The main station buildings of the 1876 structure were damaged by a fire in 1978 and subsequently hastily demolished in 1980, amidst rumours circulating at the time that an award of ‘listed building’ status was imminent.

A Booking Office was then provided for a few years in the surviving part of the buildings (later to become the Jubilee Refreshment Rooms) before the station was de-staffed in August 1985.

After closure of the ticket office in 1985, use of most of the building as a rest room and fuel store continued for a further eleven years at least, well into the nineteen nineties.

Memories of Sowerby Bridge Station

Keith Noble of Triangle has submited some memories of Sowerby Bridge Station from the time he moved into the area in 1967. At that time, of course, the impressive former station building was still intact and Keith recalls that the ticket office was on the right-hand side of the central entrance and still had extensive racks of Edmondson card tickets.
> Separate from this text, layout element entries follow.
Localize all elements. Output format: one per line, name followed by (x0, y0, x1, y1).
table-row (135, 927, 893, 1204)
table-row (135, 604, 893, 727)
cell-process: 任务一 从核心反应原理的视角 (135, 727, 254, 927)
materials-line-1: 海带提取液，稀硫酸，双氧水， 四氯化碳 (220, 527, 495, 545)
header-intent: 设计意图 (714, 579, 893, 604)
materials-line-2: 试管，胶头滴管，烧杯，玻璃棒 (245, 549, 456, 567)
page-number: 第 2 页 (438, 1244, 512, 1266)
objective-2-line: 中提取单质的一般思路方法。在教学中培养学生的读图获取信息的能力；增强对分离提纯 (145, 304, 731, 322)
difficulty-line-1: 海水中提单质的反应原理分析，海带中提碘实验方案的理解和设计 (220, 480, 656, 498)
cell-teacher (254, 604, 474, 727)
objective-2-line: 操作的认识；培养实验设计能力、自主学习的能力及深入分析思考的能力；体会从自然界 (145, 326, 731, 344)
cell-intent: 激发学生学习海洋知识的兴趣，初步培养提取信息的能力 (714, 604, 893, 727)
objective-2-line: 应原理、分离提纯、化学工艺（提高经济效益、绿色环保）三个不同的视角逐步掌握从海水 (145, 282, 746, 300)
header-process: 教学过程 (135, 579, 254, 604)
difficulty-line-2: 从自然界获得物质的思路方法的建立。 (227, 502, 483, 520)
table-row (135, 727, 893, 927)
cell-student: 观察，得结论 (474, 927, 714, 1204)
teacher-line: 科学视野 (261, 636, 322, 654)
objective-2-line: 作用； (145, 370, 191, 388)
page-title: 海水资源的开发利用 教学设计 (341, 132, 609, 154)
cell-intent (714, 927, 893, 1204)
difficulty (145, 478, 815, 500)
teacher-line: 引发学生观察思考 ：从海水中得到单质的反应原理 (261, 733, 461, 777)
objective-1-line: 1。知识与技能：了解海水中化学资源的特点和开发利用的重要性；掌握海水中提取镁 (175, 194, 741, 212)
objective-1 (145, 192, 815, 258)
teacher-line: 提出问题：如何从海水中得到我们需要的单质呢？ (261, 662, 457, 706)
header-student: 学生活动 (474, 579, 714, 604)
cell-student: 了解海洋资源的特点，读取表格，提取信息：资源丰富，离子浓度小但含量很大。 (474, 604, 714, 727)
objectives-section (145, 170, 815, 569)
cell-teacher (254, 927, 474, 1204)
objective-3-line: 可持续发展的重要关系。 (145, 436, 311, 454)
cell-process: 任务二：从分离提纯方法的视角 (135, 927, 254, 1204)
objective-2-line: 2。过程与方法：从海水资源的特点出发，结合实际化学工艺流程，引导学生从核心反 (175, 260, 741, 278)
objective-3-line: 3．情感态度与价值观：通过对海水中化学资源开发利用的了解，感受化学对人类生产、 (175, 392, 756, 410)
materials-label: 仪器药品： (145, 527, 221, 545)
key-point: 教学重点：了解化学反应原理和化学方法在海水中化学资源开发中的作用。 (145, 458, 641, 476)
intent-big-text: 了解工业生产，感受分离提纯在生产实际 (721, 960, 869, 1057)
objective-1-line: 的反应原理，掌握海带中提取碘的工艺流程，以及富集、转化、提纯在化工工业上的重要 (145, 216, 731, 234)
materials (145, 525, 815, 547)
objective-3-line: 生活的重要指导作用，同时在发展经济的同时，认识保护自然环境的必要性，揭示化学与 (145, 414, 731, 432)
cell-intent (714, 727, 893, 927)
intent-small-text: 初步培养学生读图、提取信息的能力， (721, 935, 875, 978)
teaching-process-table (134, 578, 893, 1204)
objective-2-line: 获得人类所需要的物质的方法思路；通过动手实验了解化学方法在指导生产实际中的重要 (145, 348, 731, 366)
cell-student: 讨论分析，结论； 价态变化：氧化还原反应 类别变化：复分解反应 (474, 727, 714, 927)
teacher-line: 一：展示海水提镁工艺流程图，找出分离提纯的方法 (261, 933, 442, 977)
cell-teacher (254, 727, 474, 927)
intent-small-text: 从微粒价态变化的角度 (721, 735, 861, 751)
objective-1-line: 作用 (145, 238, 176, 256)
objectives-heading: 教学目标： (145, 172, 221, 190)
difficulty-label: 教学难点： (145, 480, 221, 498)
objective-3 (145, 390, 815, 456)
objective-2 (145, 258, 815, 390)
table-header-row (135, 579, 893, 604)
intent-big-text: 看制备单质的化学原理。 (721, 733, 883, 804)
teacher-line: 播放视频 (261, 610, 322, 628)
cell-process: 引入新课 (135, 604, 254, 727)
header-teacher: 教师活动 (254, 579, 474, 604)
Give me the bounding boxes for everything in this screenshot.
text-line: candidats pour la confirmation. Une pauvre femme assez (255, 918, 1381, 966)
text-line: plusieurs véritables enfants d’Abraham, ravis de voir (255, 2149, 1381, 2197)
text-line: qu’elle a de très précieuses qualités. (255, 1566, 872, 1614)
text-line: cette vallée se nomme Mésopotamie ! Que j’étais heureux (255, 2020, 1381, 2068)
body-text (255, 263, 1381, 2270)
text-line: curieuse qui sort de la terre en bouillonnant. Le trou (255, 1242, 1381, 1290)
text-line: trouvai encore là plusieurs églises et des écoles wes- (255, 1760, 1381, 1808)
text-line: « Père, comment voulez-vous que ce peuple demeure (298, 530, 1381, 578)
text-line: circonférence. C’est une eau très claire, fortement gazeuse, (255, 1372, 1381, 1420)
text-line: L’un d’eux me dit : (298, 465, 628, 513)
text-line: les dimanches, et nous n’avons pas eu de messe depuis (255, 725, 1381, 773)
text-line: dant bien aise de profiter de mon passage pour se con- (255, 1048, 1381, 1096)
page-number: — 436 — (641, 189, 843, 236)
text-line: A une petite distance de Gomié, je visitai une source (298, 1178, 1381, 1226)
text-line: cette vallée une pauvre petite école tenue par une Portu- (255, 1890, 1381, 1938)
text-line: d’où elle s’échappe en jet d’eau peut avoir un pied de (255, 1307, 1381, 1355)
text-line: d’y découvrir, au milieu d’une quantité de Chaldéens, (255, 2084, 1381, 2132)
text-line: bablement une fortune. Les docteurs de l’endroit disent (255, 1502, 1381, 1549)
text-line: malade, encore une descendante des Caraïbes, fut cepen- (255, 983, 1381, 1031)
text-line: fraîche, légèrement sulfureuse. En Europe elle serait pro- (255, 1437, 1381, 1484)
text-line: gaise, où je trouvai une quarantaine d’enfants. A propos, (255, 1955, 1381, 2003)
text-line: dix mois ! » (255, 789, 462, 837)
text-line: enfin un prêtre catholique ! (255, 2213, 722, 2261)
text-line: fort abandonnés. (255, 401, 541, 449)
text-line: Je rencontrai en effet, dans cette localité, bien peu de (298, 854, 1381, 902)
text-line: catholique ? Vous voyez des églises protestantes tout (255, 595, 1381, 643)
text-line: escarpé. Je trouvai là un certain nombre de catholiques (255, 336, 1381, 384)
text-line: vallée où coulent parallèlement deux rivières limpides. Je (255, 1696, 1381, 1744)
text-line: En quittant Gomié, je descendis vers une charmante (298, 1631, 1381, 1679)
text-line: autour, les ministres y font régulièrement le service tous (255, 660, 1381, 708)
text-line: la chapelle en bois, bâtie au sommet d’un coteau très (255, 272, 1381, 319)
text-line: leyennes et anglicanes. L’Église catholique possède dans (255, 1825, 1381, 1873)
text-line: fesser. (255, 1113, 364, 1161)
Those for London were pre-printed and each one specified travel to Kings Cross, St Pancras or Euston. A full fare day return to Manchester was 10/- (50p). There were five platform faces, including the two which are still used. Two more served a single through line accessed both from the back of the present Platform 1 and another Platform in front of what became the Jubilee Refreshment Rooms. The fifth was a terminating bay platform at the back of the present Platform 2, serving the residual service from Sowerby Bridge to York via Brighouse, Wakefield and Normanton.

“Some time in the mid 1970s, I took my son on a Saturday excursion to Devon, returning to Sowerby Bridge late at night. My wife had driven to meet us in good time and was sitting in the car in total darkness when a door opened in what became the Jubilee Refreshment Rooms. Out came a dozen or so men, each with a Tilley lamp, walking in file and in complete silence. She found it a very eerie experience, like something out of Snow White!

In October 1978, I had business in Ireland and chose to travel by train and boat. Returning to Sowerby Bridge I immediately saw something wrong and the ticket clerk wept as he told me about the fire. The ticket office was eventually reinstated and remained for a few more years in the single-storey building, (later the Jubilee Refreshment building), but without all the evocative racks.”